AUTARQUÍA Y FELICIDAD

         Fernando Savater en “Las preguntas de la vida” distingue entre información, conocimiento y sabiduría. La información, nos dice, “presenta los hechos y los mecanismo primarios de lo que sucede”. El conocimiento reflexiona sobre esa información, “jerarquiza su importancia significativa y busca principios generales para ordenarla”. Por último, la sabiduría “vincula el conocimiento con las opciones vitales o valores que podemos elegir, intentando establecer cómo vivir mejor según lo que sabemos”. La ciencia se mueve entre la información y el conocimiento, mientras que la filosofía lo hace entre el conocimiento y la sabiduría.
         Si los ciudadanos ven la filosofía como una actividad inútil es porque no hemos sabido explicar bien la distinción que realiza Savater. De hecho, hemos transmitido que la filosofía es una labor teórica, olvidando que su objetivo es práctico: ser felices. Claro que la teoría es necesaria. Sin explicación racional, sin reflexión, no puede haber una acción prudente que nos conduzca a la vida buena. Pero nos hemos enredado en los medios, en las herramientas conceptuales, y hemos perdido de vista el fin que da sentido a la actividad filosófica. Así, el ciudadano no sabe por qué debe conocer esa ristra de teorías. Si el conocimiento lo proporcionan las ciencias, nadie ve necesario conocer esas ideas filosóficas.
         La filosofía no busca el mero conocimiento, sino que persigue la sabiduría. El sabio busca la felicidad, ni más ni menos. Es el fin último de todos nuestros actos, decía Aristóteles. Y debe ser un fin que se busque por sí mismo, no como medio para obtener otros bienes. Sea lo que sea la felicidad, ha de cumplir ese requisito. Todos los pensadores griegos coincidieron en esta idea. Pero hay otra, y no menos importante. La felicidad ha de estar relacionada con nuestra esencia, con aquello que nos define y nos distingue de otros seres del mundo. Luego viene la parte más complicada: aclarar qué actividad cumple esas condiciones.
Epicuro
         La autarquía, autosuficiencia, fue mencionada por todos los sabios griegos. Para los socráticos, epicúreos, estoicos, cínicos y  escépticos, la felicidad estaba relacionada con el dominio racional de nuestras necesidades y deseos, que luego se concretaba en bienestar, serenidad y libertad. Ingredientes de la felicidad: no necesitar más de la cuenta, no ser esclavos de nuestros deseos y encontrar una actividad que nos satisfaga como fin en sí misma, no como un medio para otros bienes. Hallar una actividad así requiere el uso de la inteligencia práctica. Y el conocimiento que tenemos sobre nuestra naturaleza debe ayudarnos a elegir.

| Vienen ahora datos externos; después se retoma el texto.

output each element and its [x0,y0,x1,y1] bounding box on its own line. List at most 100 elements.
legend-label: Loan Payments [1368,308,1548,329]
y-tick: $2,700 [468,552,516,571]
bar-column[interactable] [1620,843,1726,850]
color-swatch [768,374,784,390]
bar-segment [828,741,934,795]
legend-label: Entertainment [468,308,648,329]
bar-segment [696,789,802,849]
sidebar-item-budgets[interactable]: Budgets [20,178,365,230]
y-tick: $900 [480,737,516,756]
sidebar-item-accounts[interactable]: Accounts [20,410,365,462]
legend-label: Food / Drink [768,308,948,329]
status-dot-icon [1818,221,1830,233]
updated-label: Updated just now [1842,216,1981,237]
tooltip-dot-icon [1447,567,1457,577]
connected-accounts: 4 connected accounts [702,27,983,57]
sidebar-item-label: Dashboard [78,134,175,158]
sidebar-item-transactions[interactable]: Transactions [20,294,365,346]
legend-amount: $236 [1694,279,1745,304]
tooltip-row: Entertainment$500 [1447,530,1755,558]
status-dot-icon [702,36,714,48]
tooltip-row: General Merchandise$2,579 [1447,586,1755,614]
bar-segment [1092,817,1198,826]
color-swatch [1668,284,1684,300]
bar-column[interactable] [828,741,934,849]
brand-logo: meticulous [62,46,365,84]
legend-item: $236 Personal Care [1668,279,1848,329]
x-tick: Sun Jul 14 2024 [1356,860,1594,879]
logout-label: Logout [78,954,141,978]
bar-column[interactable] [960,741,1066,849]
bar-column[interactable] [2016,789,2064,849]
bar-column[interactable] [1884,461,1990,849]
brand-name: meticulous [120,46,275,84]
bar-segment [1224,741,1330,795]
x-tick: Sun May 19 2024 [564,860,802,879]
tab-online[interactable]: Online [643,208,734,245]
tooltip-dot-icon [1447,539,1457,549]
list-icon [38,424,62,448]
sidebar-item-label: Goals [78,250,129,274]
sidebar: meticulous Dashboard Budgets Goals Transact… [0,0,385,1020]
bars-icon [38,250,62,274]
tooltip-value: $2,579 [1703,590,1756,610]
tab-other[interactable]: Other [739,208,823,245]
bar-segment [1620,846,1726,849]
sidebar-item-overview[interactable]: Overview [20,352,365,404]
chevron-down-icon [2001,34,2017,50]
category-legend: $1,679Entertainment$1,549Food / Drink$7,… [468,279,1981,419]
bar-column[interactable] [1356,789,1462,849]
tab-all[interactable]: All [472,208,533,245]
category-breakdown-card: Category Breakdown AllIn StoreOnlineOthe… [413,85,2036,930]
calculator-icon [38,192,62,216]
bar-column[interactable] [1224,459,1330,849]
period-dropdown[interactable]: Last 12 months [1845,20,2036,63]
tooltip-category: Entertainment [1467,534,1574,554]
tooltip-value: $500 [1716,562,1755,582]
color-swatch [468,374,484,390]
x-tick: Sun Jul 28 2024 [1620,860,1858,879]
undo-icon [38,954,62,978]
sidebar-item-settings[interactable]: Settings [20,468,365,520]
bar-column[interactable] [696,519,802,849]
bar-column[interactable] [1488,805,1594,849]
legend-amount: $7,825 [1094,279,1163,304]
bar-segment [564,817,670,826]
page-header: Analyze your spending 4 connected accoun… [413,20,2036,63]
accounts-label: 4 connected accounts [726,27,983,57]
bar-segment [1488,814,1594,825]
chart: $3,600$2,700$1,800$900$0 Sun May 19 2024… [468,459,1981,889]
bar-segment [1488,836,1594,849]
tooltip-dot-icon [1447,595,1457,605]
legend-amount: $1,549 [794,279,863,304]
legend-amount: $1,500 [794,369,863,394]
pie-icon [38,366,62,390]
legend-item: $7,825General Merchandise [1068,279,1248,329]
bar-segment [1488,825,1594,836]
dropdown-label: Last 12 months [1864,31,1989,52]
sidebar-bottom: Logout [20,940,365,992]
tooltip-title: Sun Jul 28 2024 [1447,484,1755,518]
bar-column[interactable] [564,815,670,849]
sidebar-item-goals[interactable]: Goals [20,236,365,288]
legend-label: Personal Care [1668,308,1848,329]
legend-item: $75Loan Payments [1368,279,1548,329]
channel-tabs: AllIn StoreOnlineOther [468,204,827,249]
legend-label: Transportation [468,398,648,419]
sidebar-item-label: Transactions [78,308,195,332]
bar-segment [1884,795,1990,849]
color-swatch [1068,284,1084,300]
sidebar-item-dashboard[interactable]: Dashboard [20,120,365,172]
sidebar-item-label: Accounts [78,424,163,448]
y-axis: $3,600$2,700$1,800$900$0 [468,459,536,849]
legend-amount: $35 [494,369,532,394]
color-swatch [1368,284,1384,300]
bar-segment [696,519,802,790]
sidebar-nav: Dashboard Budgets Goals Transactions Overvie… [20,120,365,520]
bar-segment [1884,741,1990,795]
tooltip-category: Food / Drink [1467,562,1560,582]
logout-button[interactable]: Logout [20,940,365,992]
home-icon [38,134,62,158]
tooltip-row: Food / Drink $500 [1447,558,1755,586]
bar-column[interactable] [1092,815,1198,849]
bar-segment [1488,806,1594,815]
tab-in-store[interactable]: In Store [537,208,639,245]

         La época helenística y la nuestra se parecen en algunos aspectos. Descartada la participación democrática, los ciudadanos intentamos sobrevivir en un mundo saturado de información y nuevas necesidades. Encontrar la felicidad, tranquilidad y autorrealización, se presenta como una tarea individual. En el océano de la información y el consumo desbocado, tanto el conocimiento como la sabiduría parecen inalcanzables. Hoy las personas alardeamos de necesitar muchos productos. Si no necesitas algo, es que no estás al día, estás fuera de juego. Manejamos información fugaz: no hay tiempo para la teoría, y mucho menos para la sabiduría.
         Comprender el mundo, saber dónde estamos y cómo funciona nuestra sociedad, puede acercarnos a esa autosuficiencia. También conviene saber distinguir entre las necesidades naturales y las necesidades diseñadas en los laboratorios del mercado. Buscar el placer, el bienestar razonable, tampoco viene mal. Sin olvidar, por supuesto, el placer estético, contemplación desinteresada de la belleza, y la creación artística, el mejor camino para evitar el aburrimiento. Y lo más importante, encontrar ese trabajo en el que puedas desplegar tus capacidades con los demás, sin tratar a nadie como un objeto. Así enlazamos a Epicuro con Kant, Schopenhauer, Nietzsche y Marx. Para lograr esta autosuficiencia individual, que se concreta en autonomía moral y libertad, se requiere un sistema económico y político que la haga posible.